Sally: Kecanduan aspartam tanpa disadari membuatnya depresi
(Diambil dari buku Feeding The Brain, How Foods Affect Children Karya C. Keith Conners, PhD)
Karena terobsesi pada tubuh langsing, Sally memilih soda diet yang rendah kalori. Dalam waktu singkat, soda diet menjadi minumannya sehari-hari. “Di rumah, saya menghabiskan 10 sampai 15 kaleng soda diet dalam sehari. Saya juga menyimpan satu botol minuman soda diet ukuran besar di dalam loker sekolah sebagai bekal,” ujar Sally.
Seiring dengan kedekatannya pada minuman tersebut, Sally merasa kehilangan rasa percaya diri. Ia juga tidak lagi bersemangat ke sekolah atau sekedar bertemu teman-teman. Pelan-pelan, Sally berubah menjadi pribadi yang sangat sensitif, mudah tersinggung, dan selalu gelisah tanpa sebab.
Namun pada akhirnya sebuah berita tentang efek samping aspartam yang bisa menyebabkan depresi membuat Sally bertanya-tanya. „Bukankah soda diet yang saya konsumsi mengandung aspartam sebagai pemanisnya? Jangan-jangan saya juga depresi karena aspartam,” begitu dugaannya.

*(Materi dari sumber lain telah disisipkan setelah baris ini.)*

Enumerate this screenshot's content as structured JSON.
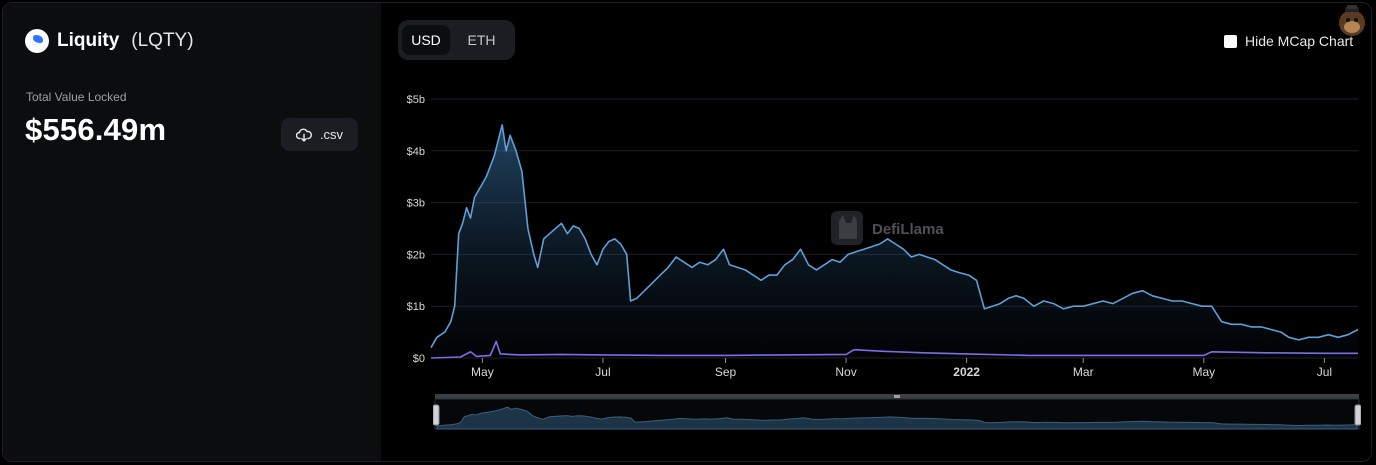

Menurut C. Keith Conners, PhD, peneliti masalah psikologi klinis dari Duke University Medical School, Amerika, aspartam terdiri dari dua asam amino, yaitu asam aspartat dan fenilalanin. Aspartam dinilai berbahaya jika soda itu dikonsumsi berlebihan, karena fenilalanin yang terkandung di dalamnya juga akan masuk ke tubuh secara berlebihan. Nilai konsumsi aspartam yang diizinkan oleh Food and Drug Association (FDA) adalah 4 mg per kg berat badan setiap harinya.
Padahal Sally mengkonsumsi minuman tersebut sampai 15 kaleng sehari. Seandainya dalam satu kaleng soda mengandung 5 mg, dalam sehari jumlah aspartam yang dikonsumsi Sally sduah 75 mg. Artinya jumlah aspartam yang dikonsumsi Sally sudah berlebihan. Karena Sally juga mengkonsumsinya setiap hari, maka kelebihan kadar fenilalanin di dalam aspartam akan terakumulasi di dalam otak. Menurut Andang, kecanduan soda diet juga membuat asupan nutrisi yang masuk ke tubuhnya tidak bervariasi. Keadaan ini membuat otaknya tidak memperoleh makanan yang cukup untuk mengelola informasi. Dua sebab itulah yang turut berperan menimbulkan gangguan pada fungsi otak Sally sehingga berperan menyebabkannya depresi.
Alergi tergantung target sasaran
Memang belum banyak yang tahu bahwa makanan bisa mempengaruhi fungsi otak, bahkan menimbulkan gangguan perilaku. Kasus alergi makanan yang mengganggu fungsi otak – disebut Brain Allergy – pun masih menjadi kontroversi.